Wednesday afternoon, U.S. Senator Bill Nelson met with Palm Beach County Supervisor of Elections, Susan Bucher. For about 10 minutes, the two discussed voting issues. But top of mind and discussion was a new order issued by Florida's Secretary of State which would restrict where absentee ballots can be dropped off.
"I'm here to speak out for one of the most precious rights that, in a constitutional democracy, we can have and that is the right to vote," said Nelson. "When you start making it more difficult to cast that ballot, that is interfering with that constitutional right to cast your ballot," he told reporters.
The two are pointing the finger at the state's elections chief, Secretary of State, Ken Detzner. Secretary Detzner recently issued a directive ordering the state's 67 elections supervisors not to accept absentee ballots at locations other than an elections office or branch. Detzner says, it's against the law.
Nelson calls it a bogus political move.

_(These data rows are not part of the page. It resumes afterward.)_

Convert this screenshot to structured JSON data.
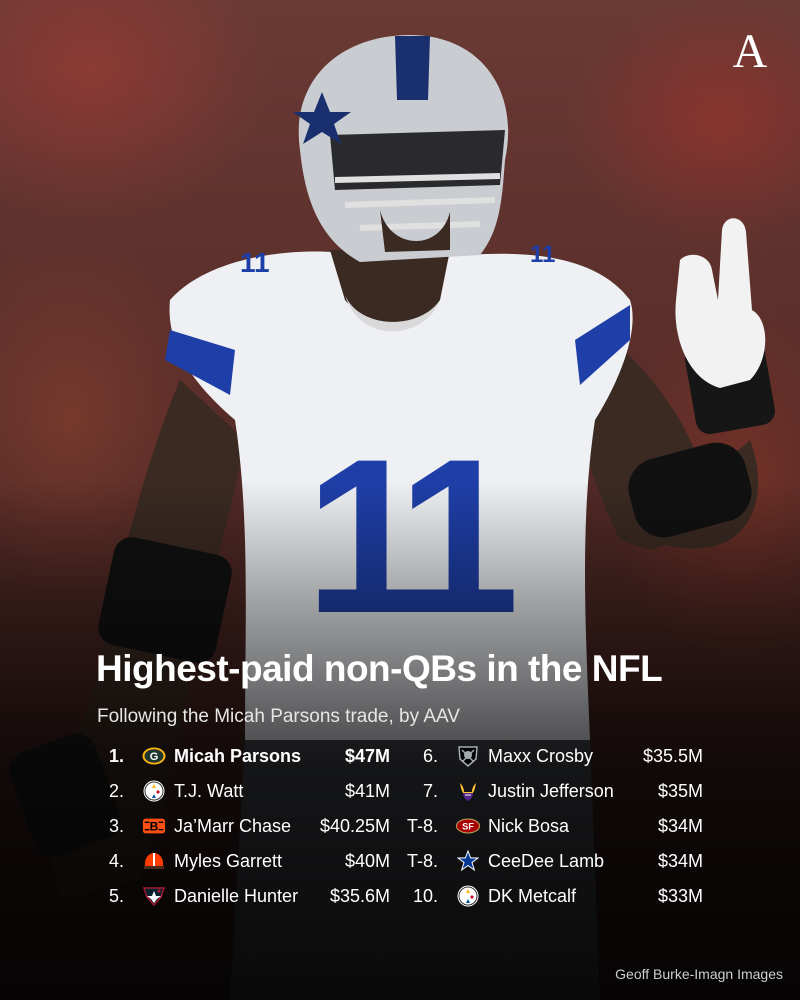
{
  "brand": {
    "logo": "A"
  },
  "title": "Highest-paid non-QBs in the NFL",
  "subtitle": "Following the Micah Parsons trade, by AAV",
  "left_column": [
    {
      "rank": "1.",
      "name": "Micah Parsons",
      "amount": "$47M",
      "icon": "packers-logo-icon",
      "highlight": true
    },
    {
      "rank": "2.",
      "name": "T.J. Watt",
      "amount": "$41M",
      "icon": "steelers-logo-icon",
      "highlight": false
    },
    {
      "rank": "3.",
      "name": "Ja’Marr Chase",
      "amount": "$40.25M",
      "icon": "bengals-logo-icon",
      "highlight": false
    },
    {
      "rank": "4.",
      "name": "Myles Garrett",
      "amount": "$40M",
      "icon": "browns-logo-icon",
      "highlight": false
    },
    {
      "rank": "5.",
      "name": "Danielle Hunter",
      "amount": "$35.6M",
      "icon": "texans-logo-icon",
      "highlight": false
    }
  ],
  "right_column": [
    {
      "rank": "6.",
      "name": "Maxx Crosby",
      "amount": "$35.5M",
      "icon": "raiders-logo-icon"
    },
    {
      "rank": "7.",
      "name": "Justin Jefferson",
      "amount": "$35M",
      "icon": "vikings-logo-icon"
    },
    {
      "rank": "T-8.",
      "name": "Nick Bosa",
      "amount": "$34M",
      "icon": "49ers-logo-icon"
    },
    {
      "rank": "T-8.",
      "name": "CeeDee Lamb",
      "amount": "$34M",
      "icon": "cowboys-logo-icon"
    },
    {
      "rank": "10.",
      "name": "DK Metcalf",
      "amount": "$33M",
      "icon": "steelers-logo-icon"
    }
  ],
  "jersey_number": "11",
  "credit": "Geoff Burke-Imagn Images",
  "colors": {
    "jersey_blue": "#1f3fa8",
    "jersey_white": "#eef0f3",
    "packers_green": "#203731",
    "packers_gold": "#ffb612",
    "bengals_orange": "#fb4f14",
    "browns_orange": "#ff3c00",
    "texans_navy": "#03202f",
    "texans_red": "#a71930",
    "raiders_silver": "#a5acaf",
    "vikings_purple": "#4f2683",
    "niners_red": "#aa0000",
    "cowboys_navy": "#003594",
    "steelers_yellow": "#ffb612"
  }
}
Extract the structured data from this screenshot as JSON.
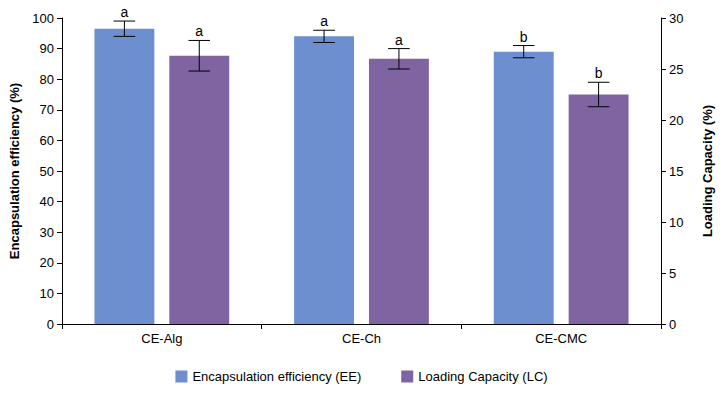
{
  "chart_data": {
    "type": "bar",
    "categories": [
      "CE-Alg",
      "CE-Ch",
      "CE-CMC"
    ],
    "series": [
      {
        "name": "Encapsulation efficiency (EE)",
        "color": "#6e8fcf",
        "values": [
          96.5,
          94,
          89
        ],
        "error": [
          2.5,
          2,
          2
        ],
        "letters": [
          "a",
          "a",
          "b"
        ]
      },
      {
        "name": "Loading Capacity (LC)",
        "color": "#8064a2",
        "values": [
          26.3,
          26,
          22.5
        ],
        "error": [
          1.5,
          1,
          1.2
        ],
        "letters": [
          "a",
          "a",
          "b"
        ],
        "axis": "y2"
      }
    ],
    "ylabel": "Encapsulation efficiency (%)",
    "y2label": "Loading Capacity (%)",
    "ylim": [
      0,
      100
    ],
    "yticks": [
      0,
      10,
      20,
      30,
      40,
      50,
      60,
      70,
      80,
      90,
      100
    ],
    "y2lim": [
      0,
      30
    ],
    "y2ticks": [
      0,
      5,
      10,
      15,
      20,
      25,
      30
    ],
    "grid": false,
    "legend": "bottom"
  }
}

The order was issued just in time for a Congressional special election to be held in Pineallas County next month.
In a letter issued Tuesday night, Secretary Detzner appeared to back off on the directive telling the Supervisor of Elections in Pinellas County that the county did not have to adhere to the order during the upcoming special election. The Pinellas County Supervisor of Elections had previously stated that she was not going to adhere to the directive.
"It's patently obvious this is an attempt to suppress the vote by people who might otherwise have difficulty getting to the polls on elections," Nelson said.
In Palm Beach County, the only location that would be impacted by the restriction is a locked drop box that just happens to be located right in front of the county's election office on South Military Trail.
"It does appear that the secretary is trying to establish a new provision in the law that doesn't currently exist," said Palm Beach County Supervisor of Elections, Susan Bucher. Bucher told reporters she didn't even know about the directive until the news media provided her a copy.
Senator Nelson has contacted the U.S. Department of Justice to find out if placing this limitation on votes is a violation of U.S. voting laws. Calls and emails into the Florida Secretary of State's office have not yet been returned.
In response to the order and the developments in Pinellas County, Martin County Supervisor of Elections, Vicki Davis said, "I am pleased to see Secretary Detzner has agreed with Supervisors of Elections that the methods used to collect and secure voted absentee ballots are appropriate."